I have watched "No Reservations" a handful of times at my sister's house. I am convinced that he would be an excellent addition to any Happy Hour gathering. Reading "Kitchen Confidential" only served to reinforce that belief.
One of my friends told me about the book and so, despite my only having watched a handful of episodes, I anted up $14.95 of my Texas Workforce Commission "income" in order to read about how, exactly, he became a chef.
"No Reservations" takes the reader on a tour of kitchens Mr. Bourdain has graced with his alcohol swilling, pot smoking presence. And, oh my God, it's entertaining. I read the re-release, which included a little bit at the end about getting in touch with people he wrote about and having them set the record straight. It was hilarious, mostly because anyone who's ever written an autobiographical story of any kind or length invariably has someone tell them, "Wait, that's not what happened. You're exaggerating."

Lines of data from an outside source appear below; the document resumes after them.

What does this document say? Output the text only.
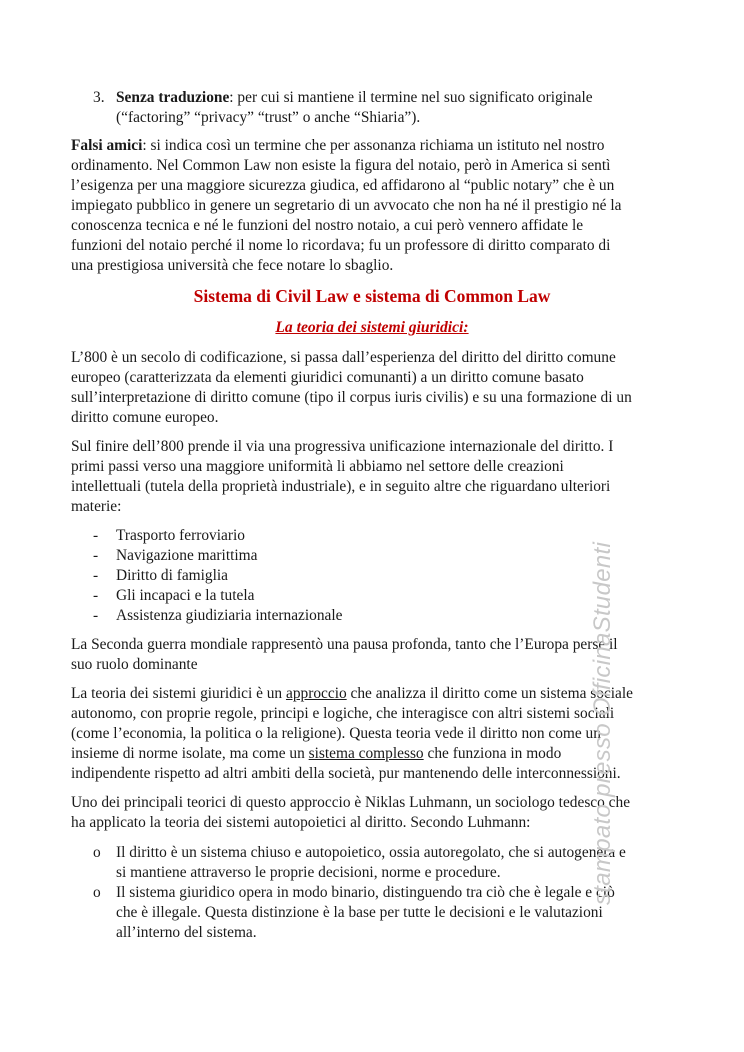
3. Senza traduzione: per cui si mantiene il termine nel suo significato originale
(“factoring” “privacy” “trust” o anche “Shiaria”).

Falsi amici: si indica così un termine che per assonanza richiama un istituto nel nostro

ordinamento. Nel Common Law non esiste la figura del notaio, però in America si sentì

l’esigenza per una maggiore sicurezza giudica, ed affidarono al “public notary” che è un

impiegato pubblico in genere un segretario di un avvocato che non ha né il prestigio né la

conoscenza tecnica e né le funzioni del nostro notaio, a cui però vennero affidate le

funzioni del notaio perché il nome lo ricordava; fu un professore di diritto comparato di

una prestigiosa università che fece notare lo sbaglio.

Sistema di Civil Law e sistema di Common Law
La teoria dei sistemi giuridici:

L’800 è un secolo di codificazione, si passa dall’esperienza del diritto del diritto comune

europeo (caratterizzata da elementi giuridici comunanti) a un diritto comune basato

sull’interpretazione di diritto comune (tipo il corpus iuris civilis) e su una formazione di un

diritto comune europeo.

Sul finire dell’800 prende il via una progressiva unificazione internazionale del diritto. I

primi passi verso una maggiore uniformità li abbiamo nel settore delle creazioni

intellettuali (tutela della proprietà industriale), e in seguito altre che riguardano ulteriori

materie:

- Trasporto ferroviario
- Navigazione marittima
- Diritto di famiglia
- Gli incapaci e la tutela
- Assistenza giudiziaria internazionale

La Seconda guerra mondiale rappresentò una pausa profonda, tanto che l’Europa perse il

suo ruolo dominante

La teoria dei sistemi giuridici è un approccio che analizza il diritto come un sistema sociale

autonomo, con proprie regole, principi e logiche, che interagisce con altri sistemi sociali

(come l’economia, la politica o la religione). Questa teoria vede il diritto non come un

insieme di norme isolate, ma come un sistema complesso che funziona in modo

indipendente rispetto ad altri ambiti della società, pur mantenendo delle interconnessioni.

Uno dei principali teorici di questo approccio è Niklas Luhmann, un sociologo tedesco che

ha applicato la teoria dei sistemi autopoietici al diritto. Secondo Luhmann:

o Il diritto è un sistema chiuso e autopoietico, ossia autoregolato, che si autogenera e
si mantiene attraverso le proprie decisioni, norme e procedure.
o Il sistema giuridico opera in modo binario, distinguendo tra ciò che è legale e ciò
che è illegale. Questa distinzione è la base per tutte le decisioni e le valutazioni
all’interno del sistema.
stampato presso OfficinaStudenti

The characters in his book come alive, in all their curse-spewing, coke sniffing glory. If you've ever known anyone who worked in food service, you've met one of the characters in his book.

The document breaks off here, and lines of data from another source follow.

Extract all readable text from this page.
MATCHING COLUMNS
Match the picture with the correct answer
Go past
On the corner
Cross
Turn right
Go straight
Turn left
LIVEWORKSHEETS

One of my favorite parts was reading about his antagonistic relationship with one of his instructors at the Culinary Institute. It reminded me of one of my professors, his abusiveness, and how he realized he couldn't make me upset with his streams of filth because, quite frankly, I didn't give a d*** anymore. The anecdotes, as well as the self-deprecating humor, make it a worthy read, and also give some insight into how the business is changing in many ways, but is the same in just as many others.
It also made me thank my lucky stars I never worked in food service.